This article is from the Australian Property Journal archive
THE Lendlease-managed Australian Prime Property Fund Retail (APPF) has tipped Far North Queensland’s only regional shopping centre, Cairns Central, to the market, part of a selldown of its assets that is now extending beyond $1 billion.
APPF could realise about $500 million from the sale of Cairns Central. It sold Caneland Central Shopping Centre in Mackay at the end of last year for $280 million and is reportedly close to offloading Craigieburn Central in Melbourne to funds house IP Generation, as it looks to satisfy unitholder redemptions.
Cairns Central is anchored by Myer, Kmart, Target, Coles, Woolworths and Event Cinemas, and is one of Australia’s top-performing malls, bringing in $492 million in total sales across its 186 tenants each year.
Major tenants report a combined $198 million in yearly sales and have a weighted average lease expiry of 6.3 years by gross lettable area and 6.1 years by income.

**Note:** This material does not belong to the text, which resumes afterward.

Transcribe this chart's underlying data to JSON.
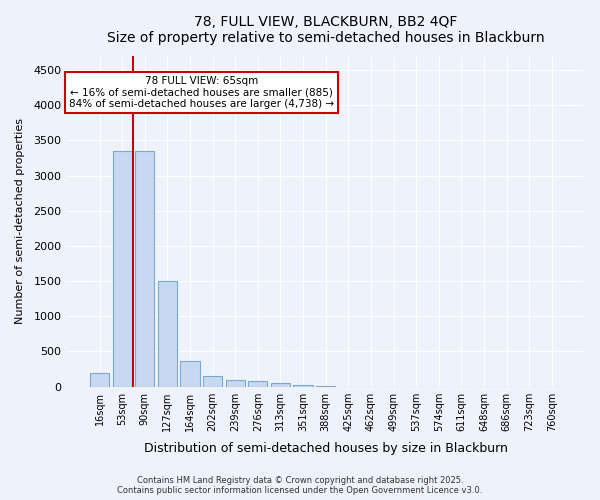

Other drawcard retailers include City Beach, Daiso, iPlay Australia, Rebel, Best & Less, Terry White Chemmart and JB Hi-Fi.
The centre has a gross lettable area of 51,972 sqm and occupies a 9.4-hectare site that is directly connected to Cairns railway station.
Colliers’ Lachlan MacGillivray and McVay Real Estate’s Sam McVay have the listing.
MacGillivray said a100% interest in a regional shopping centre with management rights is seldom offered to market, with only two sales recorded since 2015.
“Cairns Central is the best quality asset to hit the market in recent times against a backdrop of capital refocusing attention on ultra-defensive and dominant assets.
“Unlike other periods of economic uncertainty, there is no deficiency of capital in the market and quality assets located in strong locations like Cairns Central continue to source high demand.”
McVay said the centre represents “one of the most secure and defensive income streams in Australia”, with specialty occupancy costs of 12.3% and productivity of $14,122 per sqm.
Cairns Central was ranked as the number one centre in Queensland in the Shopping Centre News’ “Big Guns” report for 2020, based on moving annual turnover (MAT) per sqm, which also placed it 14th in Australia. Major tenants and specialties are outperforming the 2022 Urbis “All Regional” Shopping Centres Benchmark on an MAT per sqm basis by 31% and 46% respectively.
Cap rates across the retail sector are nearly 150 basis points higher than a year ago, figures from research collective the PAR Group show. Total transactions in the market for the three months to February have started to edge higher, hitting $585.5 million, but remain nearly 40% below the levels of the same period a year earlier as the broader market experiences a slowdown in deal-making.
In Australian Property Journal’s most recent edition of “Talking Property”, MSCI’s head of real estate research, Pacific, Benjamin Martin-Henry said conditions in the retail sector are currently asset-specific and sub-type specific.
“The big shopping centres aren’t really selling because (with) sellers – no way will they get what they want for them, because there’s not the appetite out there.”
APPF’s sale of Caneland Shopping Centre had initially shaped up to top $300 million.
Domestic visitor numbers to Tropical North Queensland are up 27% compared to pre-COVID and international travellers are only starting to rebound, which is expected to provide a boost for the centre given the region’s position close to several World Heritage Listed areas including the Great Barrier Reef, the Wet Tropics and Riversleigh.
Cairns airport passenger movements expected to exceed pre-COVID levels by 2026, and retail spending from tourism is forecast to increase by 10.8% per annum until then.
Expressions of interest for Cairns Central close Thursday, 20th April.